The conference, co-chaired by UN humanitarian affairs chief John Holmes and ASEAN Secretary General Surin Pitsuwan, hoped to get donor countries to open their chequebooks for ongoing disaster relief and soon-to-be needed reconstruction work in the Irrawaddy, which is Myanmar's traditional rice bowl.

"Some countries like China made new pledges, but most are still waiting to see more details on access, accountability and for a thorough assessment of the damage done," said Hanke Veit, Myanmar director for the European Commission Humanitarian Aid Office (ECHO.)

"But the conference was a success in the sense that it was another step in the right direction," she added. "What's needed now is to see what the new procedures are for granting visas and access to the Irrawaddy."

More than three weeks after the catastrophe, international aid has reached only 25 per cent of the affected people, many of whom have been stranded without access to supplies in remote regions of the Irrawaddy delta.

German Foreign Office State Minister Gernot Erler, who is in Yangon, told dpa that for the first time German aid workers with the Federal Agency for Technical Relief (THW) succeeded in proceeding to the Delta with two water purification machines.

He called this "a real breakthrough." They can produce 120,000 drinkable liters of water a day, and that should be up and running by Sunday evening.

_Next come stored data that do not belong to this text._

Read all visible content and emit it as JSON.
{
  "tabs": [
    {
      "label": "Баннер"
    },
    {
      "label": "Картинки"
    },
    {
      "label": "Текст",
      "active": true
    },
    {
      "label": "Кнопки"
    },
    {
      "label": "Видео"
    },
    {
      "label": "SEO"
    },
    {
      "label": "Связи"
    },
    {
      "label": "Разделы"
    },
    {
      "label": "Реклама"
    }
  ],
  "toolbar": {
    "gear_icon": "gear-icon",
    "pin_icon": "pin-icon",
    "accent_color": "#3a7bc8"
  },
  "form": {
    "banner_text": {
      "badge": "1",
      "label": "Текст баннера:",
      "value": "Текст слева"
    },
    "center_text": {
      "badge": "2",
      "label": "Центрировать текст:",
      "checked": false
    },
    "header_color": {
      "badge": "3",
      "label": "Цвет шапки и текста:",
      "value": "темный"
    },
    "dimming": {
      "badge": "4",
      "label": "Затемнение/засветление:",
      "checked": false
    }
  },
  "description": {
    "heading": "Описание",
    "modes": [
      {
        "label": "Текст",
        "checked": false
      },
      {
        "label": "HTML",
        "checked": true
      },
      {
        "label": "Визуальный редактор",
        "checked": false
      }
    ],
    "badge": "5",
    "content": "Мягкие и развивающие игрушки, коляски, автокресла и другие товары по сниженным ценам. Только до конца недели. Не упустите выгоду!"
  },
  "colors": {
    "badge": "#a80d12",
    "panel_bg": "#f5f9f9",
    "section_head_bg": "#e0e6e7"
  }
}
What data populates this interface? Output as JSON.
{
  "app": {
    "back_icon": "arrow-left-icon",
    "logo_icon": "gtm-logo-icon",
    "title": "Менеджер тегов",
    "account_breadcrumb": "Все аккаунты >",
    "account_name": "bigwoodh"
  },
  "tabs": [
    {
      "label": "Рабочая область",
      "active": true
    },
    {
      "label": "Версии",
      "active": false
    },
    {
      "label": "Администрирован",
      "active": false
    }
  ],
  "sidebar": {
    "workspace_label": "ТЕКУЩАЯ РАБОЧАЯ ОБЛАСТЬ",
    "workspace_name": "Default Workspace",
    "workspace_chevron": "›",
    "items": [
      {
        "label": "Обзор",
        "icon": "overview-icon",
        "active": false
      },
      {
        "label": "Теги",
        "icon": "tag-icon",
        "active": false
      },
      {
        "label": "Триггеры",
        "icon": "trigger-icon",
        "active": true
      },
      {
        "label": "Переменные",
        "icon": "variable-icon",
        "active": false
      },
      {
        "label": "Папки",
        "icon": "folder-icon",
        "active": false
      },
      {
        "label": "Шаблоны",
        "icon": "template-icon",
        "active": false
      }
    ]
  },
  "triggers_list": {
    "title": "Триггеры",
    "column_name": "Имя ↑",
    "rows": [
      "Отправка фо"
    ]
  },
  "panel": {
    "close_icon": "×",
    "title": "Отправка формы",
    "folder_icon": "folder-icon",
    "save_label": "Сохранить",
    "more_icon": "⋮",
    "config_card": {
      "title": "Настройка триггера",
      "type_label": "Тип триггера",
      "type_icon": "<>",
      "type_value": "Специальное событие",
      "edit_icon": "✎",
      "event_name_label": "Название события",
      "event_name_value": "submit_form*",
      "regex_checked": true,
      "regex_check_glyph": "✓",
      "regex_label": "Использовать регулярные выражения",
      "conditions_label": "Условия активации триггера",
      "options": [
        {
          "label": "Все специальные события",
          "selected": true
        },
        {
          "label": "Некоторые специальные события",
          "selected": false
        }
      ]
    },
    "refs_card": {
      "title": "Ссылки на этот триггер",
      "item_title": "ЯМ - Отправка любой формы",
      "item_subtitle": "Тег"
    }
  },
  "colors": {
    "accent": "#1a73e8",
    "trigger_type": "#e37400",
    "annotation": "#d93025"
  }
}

He arrived with a German Army plane with eight tons of goods. Germany has donated 4 million euros so far to aid agencies for Myanmar and was willing to give more aid, he said, but he was waiting for a needs assessment.

Myanmar's ruling junta has come under harsh international criticism for failing to facilitate a multimillion-dollar disaster relief effort for their own people by slowing logistics and preventing foreign workers from entering the country or the delta.

The conference was also a diplomatic test for ASEAN, which has set up a task force to ease the implementation of the aid flow with Myanmar's paranoid generals. Myanmar joined ASEAN in 1997.

"ASEAN is providing the diplomatic architecture," said Surin at a recent press conference. "What we bring to the table is a degree of confidence, a degree of comfort."

ASEAN has set up a "core working group" of nine members, with three from ASEAN, three from the UN and three from the Myanmar government that will take responsibility for coordinating the relief effort hereafter.